Friday, Mar. 17, 1967

Fair Enough

It may fairly be said that the Leipzig Trade Fair is an annual event--the one now in progress is the 802nd. But this year there is a new sound to the old show: while some 70 nations display their wares, Communists and capitalists alike are clamoring for increased East-West trade. Says Cristina Dimitriu, director of Rumania's exhibit: "We are now interested more in business than in propaganda." Says Poland's Natalia Czaplicka: "We will sell anything to anybody."

About the only sour note was struck by East Germany's intransigent Walter Ulbricht, an old Communist who has yet to come in from the cold. Ulbricht lavished praise on the Soviet Union's exhibit--considered by most Western fairgoers to be Russia's most mediocre in years. And he notably managed to ignore the fair's biggest (and perhaps best) exhibit: that of West Germany.

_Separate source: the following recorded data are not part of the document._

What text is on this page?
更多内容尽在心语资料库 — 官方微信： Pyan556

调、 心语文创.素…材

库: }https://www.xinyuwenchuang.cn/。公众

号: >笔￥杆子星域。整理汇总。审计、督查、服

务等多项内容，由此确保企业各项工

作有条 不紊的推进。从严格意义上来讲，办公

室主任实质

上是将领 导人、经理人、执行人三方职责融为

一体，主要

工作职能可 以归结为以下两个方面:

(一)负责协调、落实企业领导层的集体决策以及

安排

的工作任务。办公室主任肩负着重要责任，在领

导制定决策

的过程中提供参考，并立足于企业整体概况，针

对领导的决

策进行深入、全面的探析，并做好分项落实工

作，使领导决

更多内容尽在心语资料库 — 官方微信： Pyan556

Ulbricht's next-door unneighborliness was ironic in light of a 20% trade increase last year between the two Germanys. Of $750 million worth of goods exchanged between the two countries, West German exports, mostly in industrial products, accounted for $425 million; East German exports, mainly agricultural, textile and mining items, made up the rest.

West Germany, which still does not recognize Ulbricht's government diplomatically, is all in favor of stepping up trade. Economics Minister Karl Schiller last month urged West German businessmen to attend the Leipzig Fair. Bonn later adopted a Schiller proposal for expanded credit guarantees to West German firms trading with East Germany. Finally, Bonn has put off for a year--until June 30, 1968--the repayment deadline for some $100 million in trade deficits already owed by East Germany.

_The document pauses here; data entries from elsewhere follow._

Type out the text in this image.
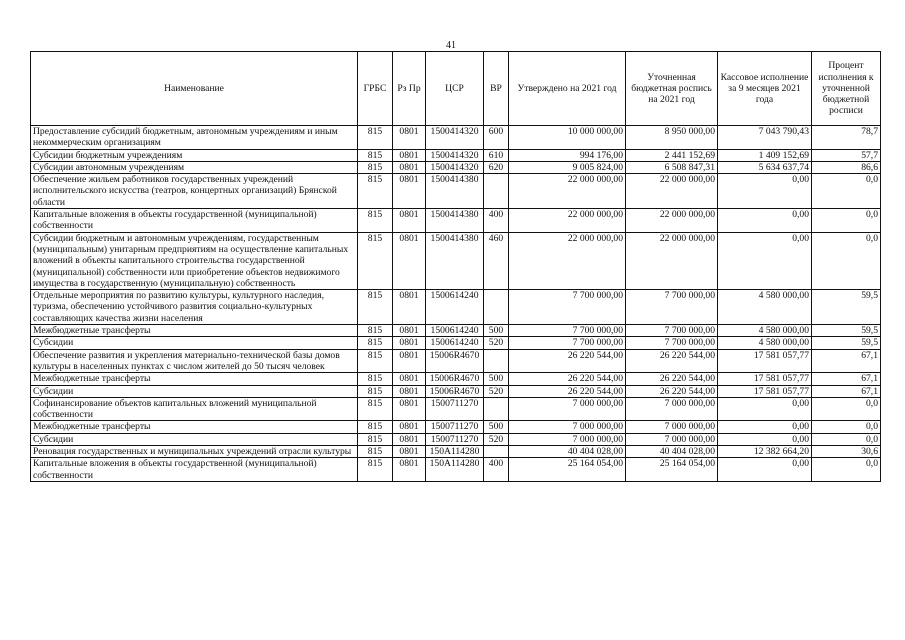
41
Наименование	ГРБС	Рз Пр	ЦСР	ВР	Утверждено на 2021 год	Уточненная бюджетная роспись на 2021 год	Кассовое исполнение за 9 месяцев 2021 года	Процент исполнения к уточненной бюджетной росписи
Предоставление субсидий бюджетным, автономным учреждениям и иным некоммерческим организациям	815	0801	1500414320	600	10 000 000,00	8 950 000,00	7 043 790,43	78,7
Субсидии бюджетным учреждениям	815	0801	1500414320	610	994 176,00	2 441 152,69	1 409 152,69	57,7
Субсидии автономным учреждениям	815	0801	1500414320	620	9 005 824,00	6 508 847,31	5 634 637,74	86,6
Обеспечение жильем работников государственных учреждений исполнительского искусства (театров, концертных организаций) Брянской области	815	0801	1500414380		22 000 000,00	22 000 000,00	0,00	0,0
Капитальные вложения в объекты государственной (муниципальной) собственности	815	0801	1500414380	400	22 000 000,00	22 000 000,00	0,00	0,0
Субсидии бюджетным и автономным учреждениям, государственным (муниципальным) унитарным предприятиям на осуществление капитальных вложений в объекты капитального строительства государственной (муниципальной) собственности или приобретение объектов недвижимого имущества в государственную (муниципальную) собственность	815	0801	1500414380	460	22 000 000,00	22 000 000,00	0,00	0,0
Отдельные мероприятия по развитию культуры, культурного наследия, туризма, обеспечению устойчивого развития социально-культурных составляющих качества жизни населения	815	0801	1500614240		7 700 000,00	7 700 000,00	4 580 000,00	59,5
Межбюджетные трансферты	815	0801	1500614240	500	7 700 000,00	7 700 000,00	4 580 000,00	59,5
Субсидии	815	0801	1500614240	520	7 700 000,00	7 700 000,00	4 580 000,00	59,5
Обеспечение развития и укрепления материально-технической базы домов культуры в населенных пунктах с числом жителей до 50 тысяч человек	815	0801	15006R4670		26 220 544,00	26 220 544,00	17 581 057,77	67,1
Межбюджетные трансферты	815	0801	15006R4670	500	26 220 544,00	26 220 544,00	17 581 057,77	67,1
Субсидии	815	0801	15006R4670	520	26 220 544,00	26 220 544,00	17 581 057,77	67,1
Софинансирование объектов капитальных вложений муниципальной собственности	815	0801	1500711270		7 000 000,00	7 000 000,00	0,00	0,0
Межбюджетные трансферты	815	0801	1500711270	500	7 000 000,00	7 000 000,00	0,00	0,0
Субсидии	815	0801	1500711270	520	7 000 000,00	7 000 000,00	0,00	0,0
Реновация государственных и муниципальных учреждений отрасли культуры	815	0801	150A114280		40 404 028,00	40 404 028,00	12 382 664,20	30,6
Капитальные вложения в объекты государственной (муниципальной) собственности	815	0801	150A114280	400	25 164 054,00	25 164 054,00	0,00	0,0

No matter how stubborn Ulbricht may seem, his country's westward trade drift is inevitable. At least 30% of East Germany's exports and imports are with Western nations--and of that, one-third is with West Germany. In the wee hours of the morning, even Walter Ulbricht must admit to himself that his country can only benefit by importing the vastly superior, much more varied products put out by the Germany on the other side of the Wall.